While it is true that two pieces of documentary evidence were presented by petitioner to strengthen the evidence he has given regarding his alleged change of residence, the same are wanting in many particulars. While Exhibit A, which is a document issued by the registration officer of the Bureau of Immigration, certifies that petitioner had advised him of his change of address from Olongapo, Zambales to Manila as of February 10, 1955, the advice was given on March 3, 1959, or about six months after the filing of the present petition, and four years after the supposed change of residence. This flaw is not in the least cured by the certificate Exhibit T, concerning the same change of residence, for the investigation alleged to have been made leading to the issuance of the certificate on March 3, 1959 could not have made any reference to the date of the alleged change of residence in 1955 for the simple reason that the period mediating between the time of certification and that of the alleged change of residence is not merely nominal but substantial. The two dates are too far apart.

Legal residence imports not only intention to reside in a fixed place but also personal presence in that place, coupled with conduct indicative of such intention. 1 The fact that petitioner has no business in Manila and that he has to attend to his business in Olongapo is a potent reason for disbelieving any claim that he has transferred his residence to Manila, for this Court can take judicial notice that Chinese businessmen rarely reside in a place different from where they have their place of business. 2 The documents at hand speak eloquently that all the business activities of petitioner are in Olongapo, Zambales, and it is for this reason that he stated in all his official documents that his residence is in that place.
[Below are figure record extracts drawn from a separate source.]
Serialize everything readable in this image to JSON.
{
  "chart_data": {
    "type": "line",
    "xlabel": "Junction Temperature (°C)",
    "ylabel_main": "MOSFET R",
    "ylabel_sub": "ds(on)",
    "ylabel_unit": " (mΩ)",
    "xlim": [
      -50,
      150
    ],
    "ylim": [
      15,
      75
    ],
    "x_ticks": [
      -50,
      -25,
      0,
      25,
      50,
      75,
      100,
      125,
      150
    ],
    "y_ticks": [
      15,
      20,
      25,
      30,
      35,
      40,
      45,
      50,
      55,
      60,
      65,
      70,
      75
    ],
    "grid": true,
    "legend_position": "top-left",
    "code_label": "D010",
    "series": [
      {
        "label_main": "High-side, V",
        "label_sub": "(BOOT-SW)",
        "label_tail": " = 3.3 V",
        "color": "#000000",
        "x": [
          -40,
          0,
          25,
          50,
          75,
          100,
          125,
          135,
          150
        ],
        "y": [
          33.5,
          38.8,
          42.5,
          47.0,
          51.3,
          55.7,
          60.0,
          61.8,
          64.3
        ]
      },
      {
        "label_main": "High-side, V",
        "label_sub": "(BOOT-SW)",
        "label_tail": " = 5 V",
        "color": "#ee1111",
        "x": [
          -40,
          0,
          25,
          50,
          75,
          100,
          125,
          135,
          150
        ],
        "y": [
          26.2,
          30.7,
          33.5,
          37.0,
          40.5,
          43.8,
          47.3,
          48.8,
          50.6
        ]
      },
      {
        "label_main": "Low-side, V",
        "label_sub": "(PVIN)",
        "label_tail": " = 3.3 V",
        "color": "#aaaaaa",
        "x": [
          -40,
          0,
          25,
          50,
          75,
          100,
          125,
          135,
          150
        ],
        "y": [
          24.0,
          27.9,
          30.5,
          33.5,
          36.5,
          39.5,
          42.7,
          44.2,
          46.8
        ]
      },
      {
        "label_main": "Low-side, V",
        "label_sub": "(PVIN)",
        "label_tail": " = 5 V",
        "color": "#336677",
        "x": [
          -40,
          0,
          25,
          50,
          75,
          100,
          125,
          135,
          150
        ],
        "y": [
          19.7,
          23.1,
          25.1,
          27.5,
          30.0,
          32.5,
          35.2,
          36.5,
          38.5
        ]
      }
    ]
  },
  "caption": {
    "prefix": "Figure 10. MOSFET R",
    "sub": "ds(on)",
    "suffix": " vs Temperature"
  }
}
The purpose of the law in requiring one year residence in a place when one seeks naturalization is to facilitate the determination by official authorities of the different activities of petitioner, especially with regard to his qualifications. That is why the law requires that the petition should state all his places of residence, whether present or previous. But in this case petitioner even failed to state some of his former places of residence, a fact which in itself is a sufficient disqualification. 3 The court a quo, therefore, was justified in declaring itself bereft of jurisdiction to take cognizance of the present case.

WHEREFORE, the decision appealed from is affirmed. Costs against petitioner.

Bengzon, C.J., Padilla, Labrador, Concepcion, Reyes, J.B.L., Barrera, Paredes, Dizon, Regala and Makalintal, JJ., concur.

Endnotes:



1. Nuval v. Guray, 52 Phil., 645.

2. Ong v. Republic, L-14625, October 24, 1960.

3. Keng Giok v. Republic, L-13347, August 31, 1961.